Book building began today for a landmark domestic currency transaction by the Export-Import Bank of Thailand (Thai Exim). The government-owned bank's Bt5 billion ($128.3 million) two tranche offering is a highly symbolic example of the difficulties faced by the international bond markets in trying to attract quality Asian issuers.
It shows that even those borrowers with genuine foreign currency needs would rather stick to their home markets and then swap the proceeds - rather than face the prospect of higher funding costs and cautious international investors, who are still mindful of an Asian premium in their pricing demands.
Thai Exim was lined up by the government last autumn as the only likely state-owned candidate to have an offshore funding allocation from its $5 billion programme for the year 2000. However, rather than raise its $100 million in the Asian floating-rate note (FRN) market as would have been the case before the regional financial crisis, Thai Exim has instead opted to raise baht and then swap the proceeds, achieving a post swap funding level believed to be about 50bp through Libor.
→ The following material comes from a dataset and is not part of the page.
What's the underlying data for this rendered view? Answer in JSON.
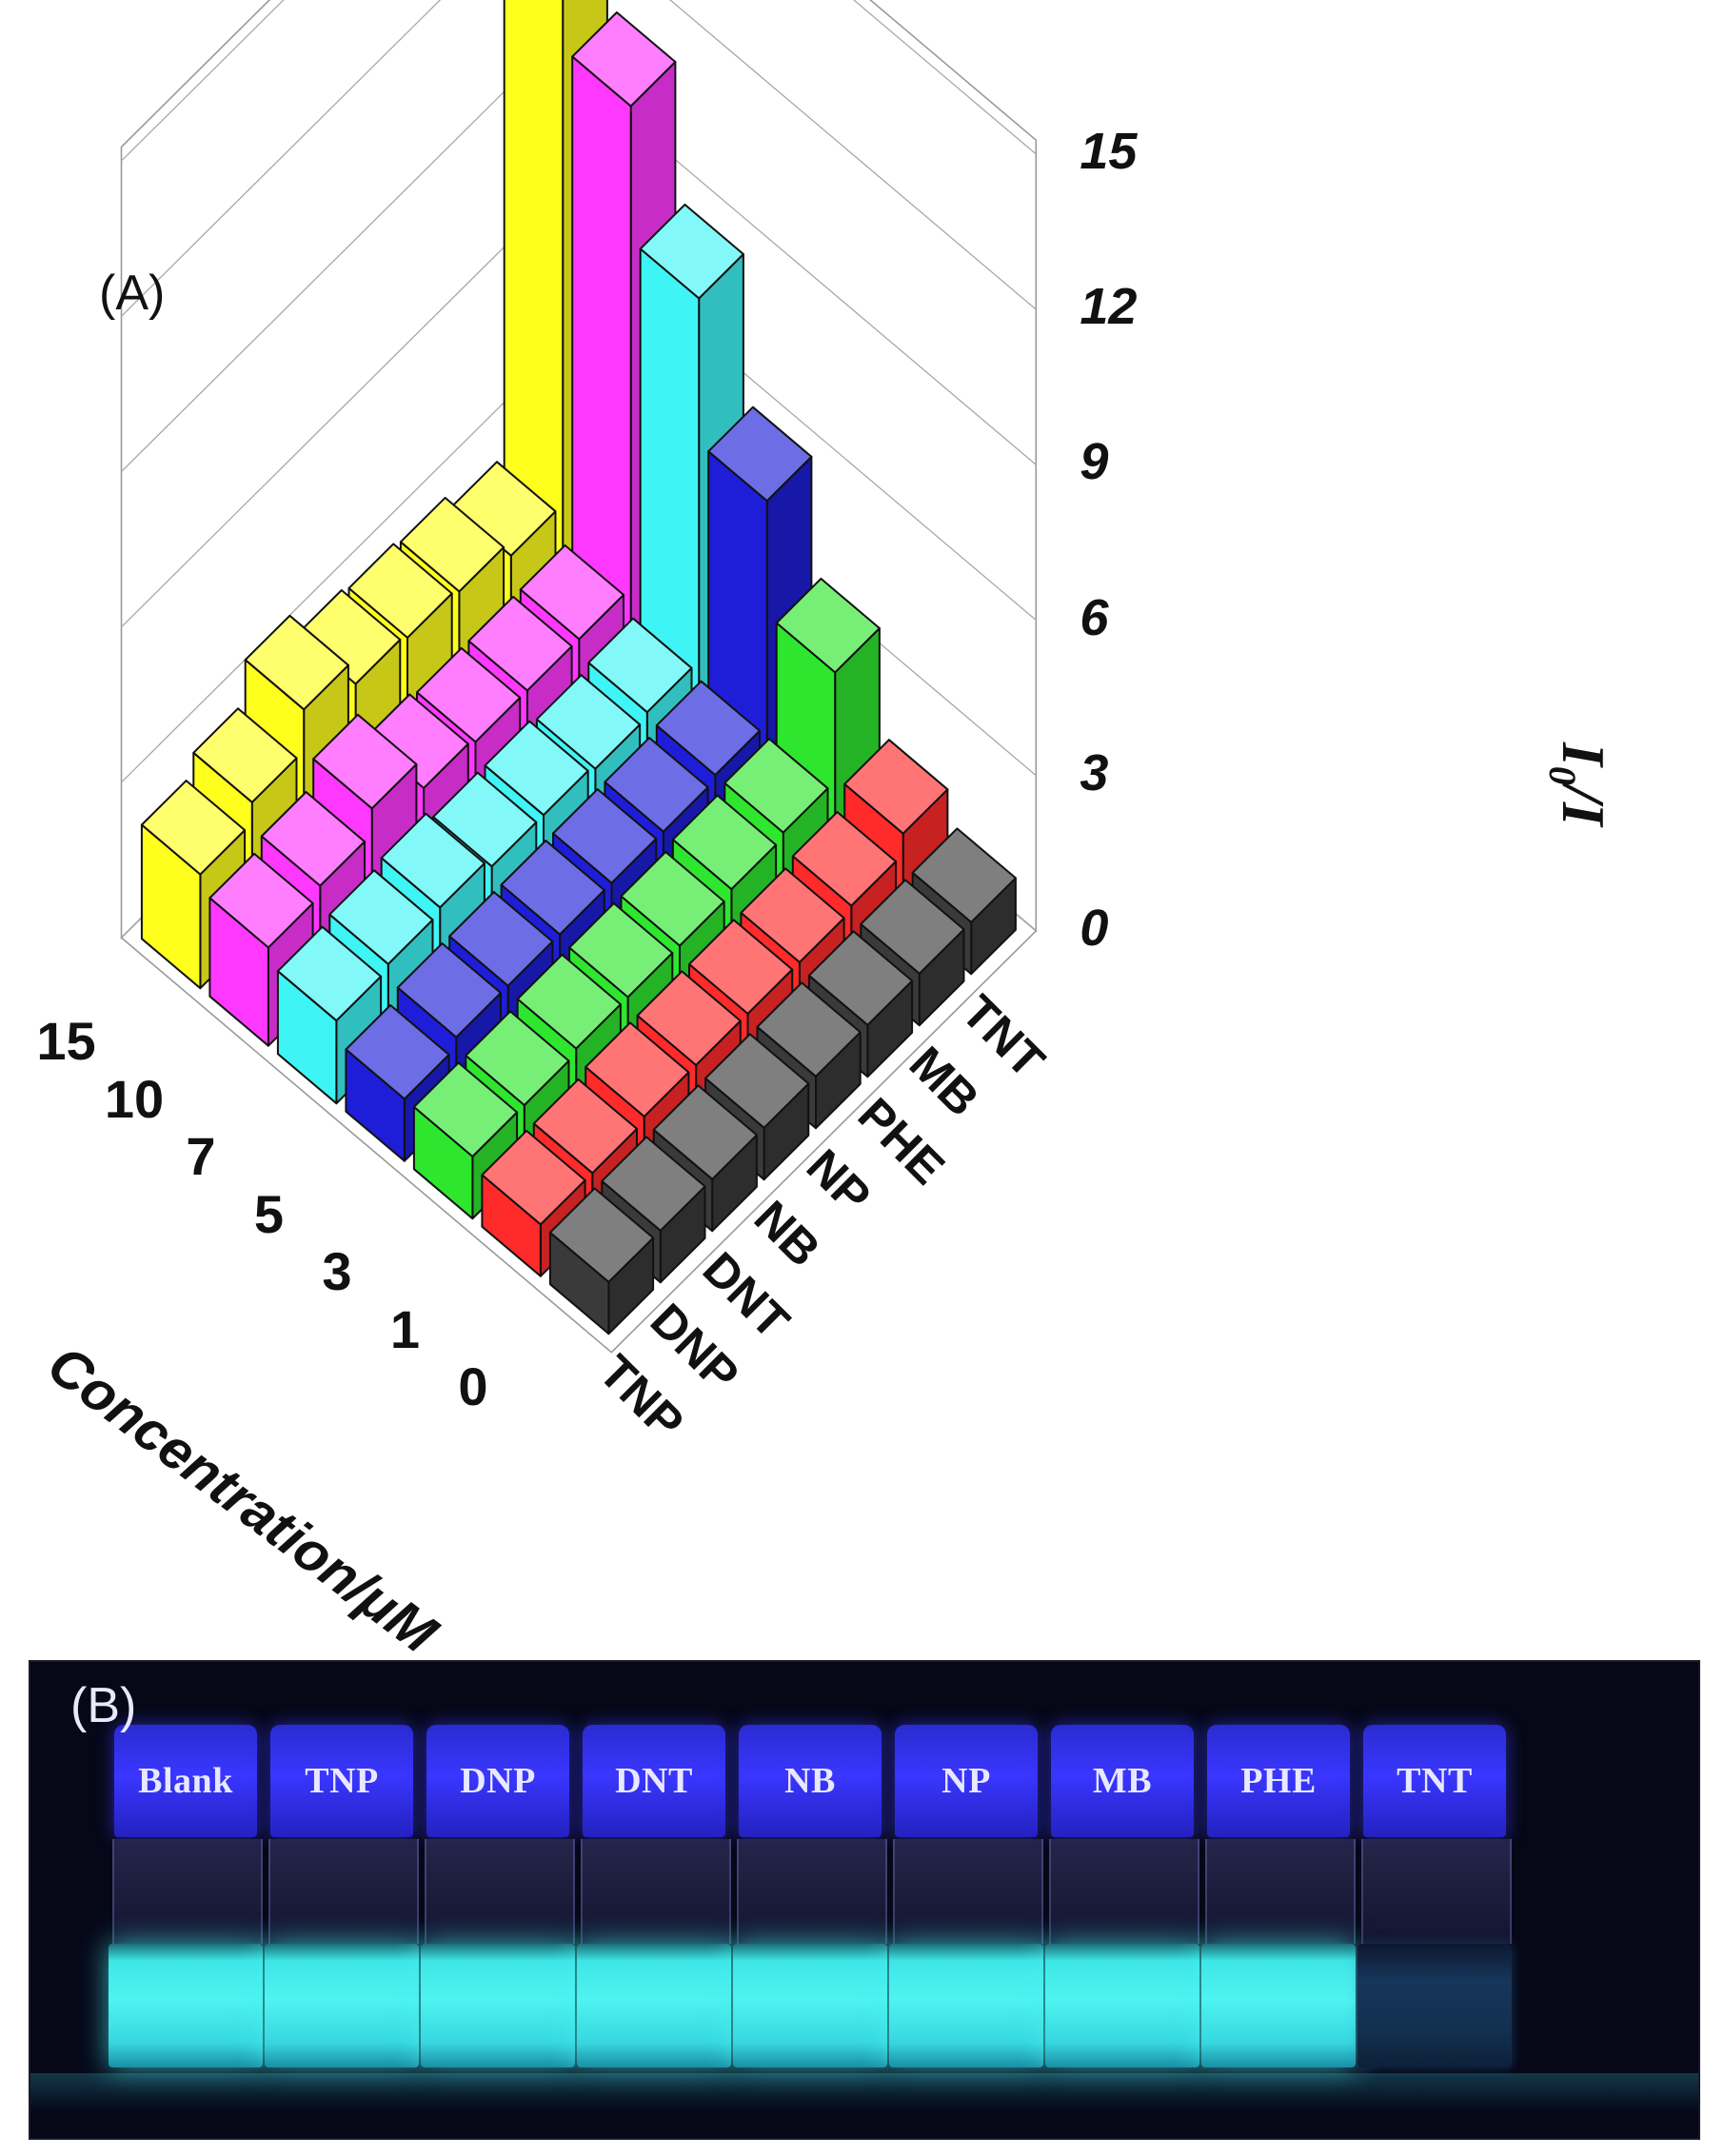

Given that five-year dollar swaps stand at about 100bp, this would assume a fixed rate spread over Treasuries around the 50bp level, a significant cost saving over the current outstanding dollar benchmarks from Thailand. The Kingdom itself, for example, has 2007 and 2004 benchmarks trading at respective spreads of 200bp and 170bp over Treasuries, while IFCT has a 2007 benchmark at 255bp over.
Helped by corporate conversions
Bankers say that Thai Exim has been able to save roughly 200bp because of the huge numbers of corporates trying to convert their existing dollar exposures back to baht. Says one local banker: "Thai Exim is sitting on the other side of the swap because it wants to convert baht to dollars."
The transaction, which will close on 15 June, comprises one Bt3 billion tranche of three-year paper with an indicative yield of 4.90% to 5.25% and one Bt2 billion tranche of five-year paper with an indicative yield of 5.90% to 6.25%. Joint-lead managers are HSBC Markets and Thai Farmers Bank.
The plain vanilla structure mirrors Thai Exim's Bt5 billion two tranche deal of April 1999, which was completed with respective coupons of 6% for a three-year tranche and 7.25% for a five year.
Indicative pricing for the new issue has been described as tight by domestic investors, but reflects a shortage of paper. "There's huge demand for baht bonds at the moment," says Mark Boyne, HSBC's Bangkok-based treasurer. "With interest rates so low, investors are desperate to get hold of securities paying any sort of decent yield at all."
Consequently, pricing for both tranches is expected to come towards the more aggressive end of the range, with for example, the three year set to price at between 5.05% and 5.25%.
Lack of choice
At FinanceAsia's recent Thailand Debt Conference, investors bemoaned a lack of choice in the domestic market and government restrictions on what they can buy. As AIA's chief investment officer Anucha Laokwansatit put it: "The regulations have to be reviewed and made more flexible. Deals with longer-term maturities should be dominated by insurance companies, but we are not allowed to buy more than 10% of any corporate issue. We are also restricted from buying at a premium in the secondary market unless we ask for special permission, which is then reviewed on a case by case basis."
Deputy Secretary-General of the government pension fund Singha NikornPun agrees. "We need products which give more depth to the market," she says. "At the moment whenever there is any news the whole market moves the same way."
Thailand's domestic bond market registered spectacular growth in 1999 and is expected to grow strongly this year as the government continues to maintain a low interest rate policy and local companies refinance more expensive foreign currency loans and bonds. Thawit Thanachana, head of investment banking at Thai Farmers Bank, told the conference that he believes Thai companies will raise about Bt200 billion this year.
In the two years prior to the crisis, he says, total outstandings in the domestic market stood at Bt52.8 billion, rising to Bt134.7 billion between January 1998 and the end of the first quarter 2000 (excluding slips and caps).